Spotting trade opportunities

Discussion in 'Trading' started by foible, Jan 11, 2008.

  1. foible

    foible

    In "The Master Swing Trader", Alan Farley says two things which surprised me and I wanted to see what others thought.

    First, he says "Pick only one or two issues and follow them exclusively if trading time is limited to a couple of hours per week. Several hours per day presents the minimum commitment to successfully swing trade a variety of stocks. Increase the watch list size as dedicated time expands. Success comes more quickly trading 2 or 3 well-analyzed stocks than chasing 20 or 30 poorly understand ones."

    Does anyone agree? I've heard of traders that stick to a handful of stocks and trade in and out of them exclusively but it sounds daft to me. Why not find stocks that are moving or fit into a few patterns and trade them instead of limiting yourself to stocks which may not be doing much?



    Second, he says "Swing traders have two ways to locate good setups: find the stocks themselves or have someone else do it for them. Chat room picks and website scans offer great opportunities when they match individual trading styles and pose serious dangers when they don’t. Always perform a personal analysis and never rely solely on someone else’s opinion for any stock pick. Long-term success will not come from setups identified by someone else."


    Despite the hedging, I'm surprised to hear him mention stock picking services at all. Isn't much of the trick locating these opportunities?

    Does anyone think that new swing traders (such as myself) could subscribe to one of these services and still grow or will the service deteriorate the trader's skills?

    I've seen some good traders use newsletters like HighChartPatterns to supplement their watchlist, but each time it was a trader that was already good to begin with.

    What do you think?
     
  2. foible

    foible

    *bump*
     
  3. YoungOne

    YoungOne

    Those who stick to only a few stocks are usually day traders who know how the orders are worked on those specific stocks. They become very familiar with how the stock moves so they can profit from those "patterns" that occur intraday. As far as these services, they are all a waste of time and money. Good luck.
     
  4. wuvetwo

    wuvetwo

    It's a good point and I have a theory on it:

    in the beginning if you can get the help of someone sharp that knows the ropes like hcpg or zanger, then it can really help you and save you from blowing your acct and countless losses.

    But then you have to go thru a stage where you cut out all the newsletters/services and stand on your own and try to see if you have the skills.

    After that, once you gain confidence, then I think paying 50 bucks a month to have another pair of sharp eyes help you find movers is not a bad idea.
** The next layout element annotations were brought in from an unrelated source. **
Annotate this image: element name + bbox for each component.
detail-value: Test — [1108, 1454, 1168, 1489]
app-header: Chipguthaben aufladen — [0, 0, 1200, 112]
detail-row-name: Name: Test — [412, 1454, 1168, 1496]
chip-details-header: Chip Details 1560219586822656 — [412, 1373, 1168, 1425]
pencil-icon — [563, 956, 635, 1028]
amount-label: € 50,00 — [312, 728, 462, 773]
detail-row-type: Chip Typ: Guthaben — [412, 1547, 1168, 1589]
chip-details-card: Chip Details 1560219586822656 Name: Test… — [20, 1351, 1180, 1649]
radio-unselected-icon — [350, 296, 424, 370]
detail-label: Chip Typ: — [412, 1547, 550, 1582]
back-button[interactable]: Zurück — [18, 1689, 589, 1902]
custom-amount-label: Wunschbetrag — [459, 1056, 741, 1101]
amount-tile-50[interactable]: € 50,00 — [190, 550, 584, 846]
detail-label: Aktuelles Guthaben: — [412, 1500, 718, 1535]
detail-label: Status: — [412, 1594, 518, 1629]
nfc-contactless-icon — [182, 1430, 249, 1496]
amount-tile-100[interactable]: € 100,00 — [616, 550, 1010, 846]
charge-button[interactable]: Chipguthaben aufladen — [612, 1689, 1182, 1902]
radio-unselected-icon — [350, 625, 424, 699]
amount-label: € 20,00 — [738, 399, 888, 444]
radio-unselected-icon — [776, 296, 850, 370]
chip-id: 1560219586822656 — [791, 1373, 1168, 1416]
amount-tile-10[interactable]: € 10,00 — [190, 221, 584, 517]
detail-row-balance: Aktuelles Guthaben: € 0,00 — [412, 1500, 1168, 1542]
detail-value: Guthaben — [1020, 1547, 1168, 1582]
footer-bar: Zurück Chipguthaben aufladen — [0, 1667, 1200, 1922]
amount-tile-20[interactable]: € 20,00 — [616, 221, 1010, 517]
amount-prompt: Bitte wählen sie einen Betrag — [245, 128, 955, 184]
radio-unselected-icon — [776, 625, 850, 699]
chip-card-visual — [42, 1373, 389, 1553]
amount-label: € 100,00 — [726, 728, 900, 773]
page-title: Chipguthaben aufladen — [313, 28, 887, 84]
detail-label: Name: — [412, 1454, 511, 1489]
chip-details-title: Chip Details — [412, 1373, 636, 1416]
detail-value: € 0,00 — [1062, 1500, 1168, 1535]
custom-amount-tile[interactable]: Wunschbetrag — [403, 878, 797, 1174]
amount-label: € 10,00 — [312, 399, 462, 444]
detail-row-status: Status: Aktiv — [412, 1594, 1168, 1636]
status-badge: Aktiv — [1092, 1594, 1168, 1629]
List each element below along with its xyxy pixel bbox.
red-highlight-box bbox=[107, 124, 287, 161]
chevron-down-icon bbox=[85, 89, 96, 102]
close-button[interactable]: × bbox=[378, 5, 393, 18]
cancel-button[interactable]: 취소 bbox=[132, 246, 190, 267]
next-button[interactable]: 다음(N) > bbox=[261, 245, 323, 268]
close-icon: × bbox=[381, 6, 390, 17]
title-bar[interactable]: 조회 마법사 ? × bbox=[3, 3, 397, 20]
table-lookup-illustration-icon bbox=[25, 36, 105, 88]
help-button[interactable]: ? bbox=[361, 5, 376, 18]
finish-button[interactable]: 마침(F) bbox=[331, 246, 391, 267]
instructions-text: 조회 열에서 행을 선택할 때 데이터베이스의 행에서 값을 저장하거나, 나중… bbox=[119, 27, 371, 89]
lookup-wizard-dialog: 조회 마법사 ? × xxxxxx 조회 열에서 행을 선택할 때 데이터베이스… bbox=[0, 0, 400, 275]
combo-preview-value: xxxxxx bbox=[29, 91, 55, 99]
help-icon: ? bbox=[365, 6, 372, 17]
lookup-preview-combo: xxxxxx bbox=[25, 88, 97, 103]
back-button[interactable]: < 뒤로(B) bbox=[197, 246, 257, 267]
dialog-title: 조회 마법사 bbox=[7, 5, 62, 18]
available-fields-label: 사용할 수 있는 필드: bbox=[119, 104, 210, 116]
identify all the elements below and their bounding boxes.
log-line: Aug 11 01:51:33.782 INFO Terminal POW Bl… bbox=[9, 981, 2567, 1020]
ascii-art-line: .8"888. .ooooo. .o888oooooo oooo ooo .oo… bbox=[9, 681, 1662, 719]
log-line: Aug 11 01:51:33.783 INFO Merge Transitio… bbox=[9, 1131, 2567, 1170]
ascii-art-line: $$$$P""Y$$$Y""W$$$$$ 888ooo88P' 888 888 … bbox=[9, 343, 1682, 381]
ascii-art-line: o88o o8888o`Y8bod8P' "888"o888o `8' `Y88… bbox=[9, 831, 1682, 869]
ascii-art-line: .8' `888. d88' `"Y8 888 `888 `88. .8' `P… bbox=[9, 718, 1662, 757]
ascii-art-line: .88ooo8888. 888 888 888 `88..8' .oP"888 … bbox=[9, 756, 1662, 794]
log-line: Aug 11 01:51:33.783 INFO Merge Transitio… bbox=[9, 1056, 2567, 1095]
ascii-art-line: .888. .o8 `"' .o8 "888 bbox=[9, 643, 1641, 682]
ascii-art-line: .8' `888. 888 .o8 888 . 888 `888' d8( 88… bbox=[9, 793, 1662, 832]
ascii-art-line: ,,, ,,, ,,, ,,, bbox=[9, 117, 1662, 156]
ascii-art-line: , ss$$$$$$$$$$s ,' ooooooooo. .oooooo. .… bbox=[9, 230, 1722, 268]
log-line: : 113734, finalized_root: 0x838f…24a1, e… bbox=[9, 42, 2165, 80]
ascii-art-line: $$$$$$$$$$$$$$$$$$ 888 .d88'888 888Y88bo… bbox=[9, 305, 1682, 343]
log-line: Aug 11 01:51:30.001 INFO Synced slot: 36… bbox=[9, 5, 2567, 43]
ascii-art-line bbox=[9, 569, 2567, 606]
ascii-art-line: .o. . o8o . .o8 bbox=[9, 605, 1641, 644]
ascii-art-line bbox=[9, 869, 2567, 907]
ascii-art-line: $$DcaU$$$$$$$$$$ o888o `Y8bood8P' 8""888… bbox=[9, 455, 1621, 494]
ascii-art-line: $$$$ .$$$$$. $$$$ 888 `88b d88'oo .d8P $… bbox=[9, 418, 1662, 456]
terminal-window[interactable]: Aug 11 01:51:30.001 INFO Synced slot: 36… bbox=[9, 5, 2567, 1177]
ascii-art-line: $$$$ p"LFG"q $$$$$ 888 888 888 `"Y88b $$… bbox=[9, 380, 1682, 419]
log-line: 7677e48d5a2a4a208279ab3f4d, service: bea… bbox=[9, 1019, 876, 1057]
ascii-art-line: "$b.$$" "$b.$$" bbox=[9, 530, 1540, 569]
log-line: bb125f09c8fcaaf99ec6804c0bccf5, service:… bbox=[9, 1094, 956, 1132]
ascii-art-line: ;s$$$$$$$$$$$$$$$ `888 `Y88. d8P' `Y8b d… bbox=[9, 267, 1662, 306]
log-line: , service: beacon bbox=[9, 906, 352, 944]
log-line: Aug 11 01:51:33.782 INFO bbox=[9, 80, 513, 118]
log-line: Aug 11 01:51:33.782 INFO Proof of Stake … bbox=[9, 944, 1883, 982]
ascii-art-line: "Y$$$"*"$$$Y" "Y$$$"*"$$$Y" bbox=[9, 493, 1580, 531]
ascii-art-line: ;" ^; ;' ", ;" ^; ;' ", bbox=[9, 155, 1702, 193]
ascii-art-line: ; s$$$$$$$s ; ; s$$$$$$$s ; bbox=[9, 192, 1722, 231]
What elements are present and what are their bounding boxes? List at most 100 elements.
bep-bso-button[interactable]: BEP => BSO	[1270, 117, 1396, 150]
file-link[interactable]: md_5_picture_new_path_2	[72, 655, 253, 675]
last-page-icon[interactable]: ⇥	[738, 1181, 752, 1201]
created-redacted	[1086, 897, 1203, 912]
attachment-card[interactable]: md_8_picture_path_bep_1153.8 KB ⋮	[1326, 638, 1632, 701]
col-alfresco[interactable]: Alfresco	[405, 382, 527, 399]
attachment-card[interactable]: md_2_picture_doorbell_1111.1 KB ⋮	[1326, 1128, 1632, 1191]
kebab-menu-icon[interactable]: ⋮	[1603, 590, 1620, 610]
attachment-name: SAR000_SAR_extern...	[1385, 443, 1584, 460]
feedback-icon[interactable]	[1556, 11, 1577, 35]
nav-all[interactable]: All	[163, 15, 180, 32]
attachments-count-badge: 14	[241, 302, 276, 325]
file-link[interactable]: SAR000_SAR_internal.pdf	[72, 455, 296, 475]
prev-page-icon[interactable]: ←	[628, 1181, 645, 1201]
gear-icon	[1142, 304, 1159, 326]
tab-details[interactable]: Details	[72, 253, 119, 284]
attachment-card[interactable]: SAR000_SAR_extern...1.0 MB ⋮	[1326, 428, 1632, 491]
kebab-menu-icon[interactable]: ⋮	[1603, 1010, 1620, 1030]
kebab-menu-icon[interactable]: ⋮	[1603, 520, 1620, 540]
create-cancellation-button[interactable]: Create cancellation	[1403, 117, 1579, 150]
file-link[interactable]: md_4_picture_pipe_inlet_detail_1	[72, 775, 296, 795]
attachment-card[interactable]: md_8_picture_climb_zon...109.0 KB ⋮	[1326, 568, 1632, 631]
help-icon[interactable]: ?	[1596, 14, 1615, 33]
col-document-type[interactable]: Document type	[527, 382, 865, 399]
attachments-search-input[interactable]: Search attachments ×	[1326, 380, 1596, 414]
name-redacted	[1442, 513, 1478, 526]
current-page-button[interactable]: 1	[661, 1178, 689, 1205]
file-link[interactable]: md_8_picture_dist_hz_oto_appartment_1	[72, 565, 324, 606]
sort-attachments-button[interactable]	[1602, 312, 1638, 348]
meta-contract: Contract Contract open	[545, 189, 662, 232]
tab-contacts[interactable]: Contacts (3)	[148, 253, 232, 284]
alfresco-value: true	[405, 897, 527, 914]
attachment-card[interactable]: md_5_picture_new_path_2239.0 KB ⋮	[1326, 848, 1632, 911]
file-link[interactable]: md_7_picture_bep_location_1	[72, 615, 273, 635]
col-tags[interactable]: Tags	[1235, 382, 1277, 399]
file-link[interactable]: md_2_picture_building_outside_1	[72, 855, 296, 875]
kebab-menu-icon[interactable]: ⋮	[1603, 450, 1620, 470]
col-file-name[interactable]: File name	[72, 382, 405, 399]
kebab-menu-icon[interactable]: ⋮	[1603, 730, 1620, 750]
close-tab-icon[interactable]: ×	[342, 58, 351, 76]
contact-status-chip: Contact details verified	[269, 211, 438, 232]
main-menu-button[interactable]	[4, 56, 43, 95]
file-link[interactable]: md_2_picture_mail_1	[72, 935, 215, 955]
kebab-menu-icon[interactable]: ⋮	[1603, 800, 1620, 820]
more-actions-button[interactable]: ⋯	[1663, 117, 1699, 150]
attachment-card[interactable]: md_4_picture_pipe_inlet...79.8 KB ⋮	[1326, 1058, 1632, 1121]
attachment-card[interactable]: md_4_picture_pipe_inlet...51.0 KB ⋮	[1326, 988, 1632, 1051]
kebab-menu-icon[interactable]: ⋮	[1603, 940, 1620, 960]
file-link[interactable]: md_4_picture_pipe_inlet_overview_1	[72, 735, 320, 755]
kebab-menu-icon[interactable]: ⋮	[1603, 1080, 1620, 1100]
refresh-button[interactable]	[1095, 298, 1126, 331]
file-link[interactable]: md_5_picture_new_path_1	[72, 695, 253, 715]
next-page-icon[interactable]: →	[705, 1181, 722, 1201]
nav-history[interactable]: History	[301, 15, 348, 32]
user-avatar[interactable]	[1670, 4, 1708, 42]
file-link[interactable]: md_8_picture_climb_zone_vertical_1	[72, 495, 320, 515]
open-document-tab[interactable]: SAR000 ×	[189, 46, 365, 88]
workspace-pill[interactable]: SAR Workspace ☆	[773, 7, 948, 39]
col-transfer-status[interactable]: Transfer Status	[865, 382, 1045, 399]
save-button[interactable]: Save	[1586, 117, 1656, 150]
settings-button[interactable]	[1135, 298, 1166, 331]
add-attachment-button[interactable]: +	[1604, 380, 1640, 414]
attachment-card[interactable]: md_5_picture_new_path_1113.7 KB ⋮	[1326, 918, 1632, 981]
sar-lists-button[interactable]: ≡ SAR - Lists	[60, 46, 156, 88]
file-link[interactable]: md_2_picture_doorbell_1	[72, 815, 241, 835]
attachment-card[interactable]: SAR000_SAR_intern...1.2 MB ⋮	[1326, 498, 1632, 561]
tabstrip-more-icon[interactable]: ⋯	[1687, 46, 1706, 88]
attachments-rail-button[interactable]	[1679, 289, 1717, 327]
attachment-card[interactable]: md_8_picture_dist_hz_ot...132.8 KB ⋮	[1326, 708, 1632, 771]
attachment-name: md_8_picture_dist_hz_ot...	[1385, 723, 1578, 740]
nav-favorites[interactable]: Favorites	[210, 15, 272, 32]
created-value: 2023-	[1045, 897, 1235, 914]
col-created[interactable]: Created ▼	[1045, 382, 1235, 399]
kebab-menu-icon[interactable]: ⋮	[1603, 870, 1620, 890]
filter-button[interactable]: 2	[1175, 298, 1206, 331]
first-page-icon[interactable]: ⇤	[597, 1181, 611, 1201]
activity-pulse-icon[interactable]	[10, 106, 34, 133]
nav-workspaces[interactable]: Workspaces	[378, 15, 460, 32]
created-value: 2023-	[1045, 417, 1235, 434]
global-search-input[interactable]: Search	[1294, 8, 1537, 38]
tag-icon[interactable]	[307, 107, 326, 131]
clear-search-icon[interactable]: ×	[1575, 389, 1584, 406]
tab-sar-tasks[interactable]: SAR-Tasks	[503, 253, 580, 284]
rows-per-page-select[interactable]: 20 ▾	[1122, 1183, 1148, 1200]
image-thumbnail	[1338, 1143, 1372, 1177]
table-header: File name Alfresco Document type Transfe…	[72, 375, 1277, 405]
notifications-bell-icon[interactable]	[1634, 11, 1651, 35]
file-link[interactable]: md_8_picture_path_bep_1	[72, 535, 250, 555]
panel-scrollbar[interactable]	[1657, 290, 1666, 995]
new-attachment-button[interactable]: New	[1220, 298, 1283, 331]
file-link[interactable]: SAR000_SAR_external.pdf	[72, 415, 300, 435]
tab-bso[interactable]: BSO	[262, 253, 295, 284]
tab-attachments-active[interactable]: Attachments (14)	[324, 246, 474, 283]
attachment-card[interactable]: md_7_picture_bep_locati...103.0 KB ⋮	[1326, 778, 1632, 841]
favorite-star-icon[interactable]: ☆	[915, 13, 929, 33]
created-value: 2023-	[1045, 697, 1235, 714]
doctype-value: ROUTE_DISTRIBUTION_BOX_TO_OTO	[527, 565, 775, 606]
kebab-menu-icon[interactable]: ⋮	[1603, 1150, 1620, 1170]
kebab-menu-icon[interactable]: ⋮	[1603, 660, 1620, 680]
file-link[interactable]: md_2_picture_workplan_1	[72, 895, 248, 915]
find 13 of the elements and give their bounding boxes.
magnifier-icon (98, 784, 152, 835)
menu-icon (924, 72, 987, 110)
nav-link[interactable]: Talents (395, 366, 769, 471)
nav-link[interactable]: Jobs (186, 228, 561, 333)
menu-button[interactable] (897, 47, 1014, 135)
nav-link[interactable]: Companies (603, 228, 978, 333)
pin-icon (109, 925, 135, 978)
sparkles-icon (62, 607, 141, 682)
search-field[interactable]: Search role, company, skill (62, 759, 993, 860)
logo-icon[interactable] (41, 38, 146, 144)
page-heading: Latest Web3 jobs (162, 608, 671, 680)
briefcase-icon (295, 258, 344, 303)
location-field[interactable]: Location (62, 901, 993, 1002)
And I'm saying 50 bucks not 5000 for some stupid options course, or 400 a month for some chat.

    of course what is key is that they share your style-- which is exactly what your quote from alan farley was saying. Once you have a successful style, you have to make sure that any chat/newsletter is in synch or else it's going to be an impediment instead of a help.

    I'm in the last stage now. I just left my prop firm and am trading without all the noise from the office at home, with IB. And btw, I freaking love IB, why all the bitching about it? Of course it has been only a week :)
     
  5. Personally I would focus on all the stocks in play, preferable making all time highs and/or in strong up trends or if shorting very strong downtrends. You can look at IBD on weekends to see what stocks have a Rel Strength in the 90s or have some other filter or service you like .... I think having more choices is better. Wait for your favorite setups and trade away. My only problem is often you will get buy signals on the same day for many stocks. Obviously you need to have some filter like focus only stocks making all time highs or whatever so you don't get 200 buy signals on one day. When daytrading you can only focus on so many stocks and the advantage is w/ swing trading you can look at hundreds of possibilities..... including forex and futures. my 2 cents.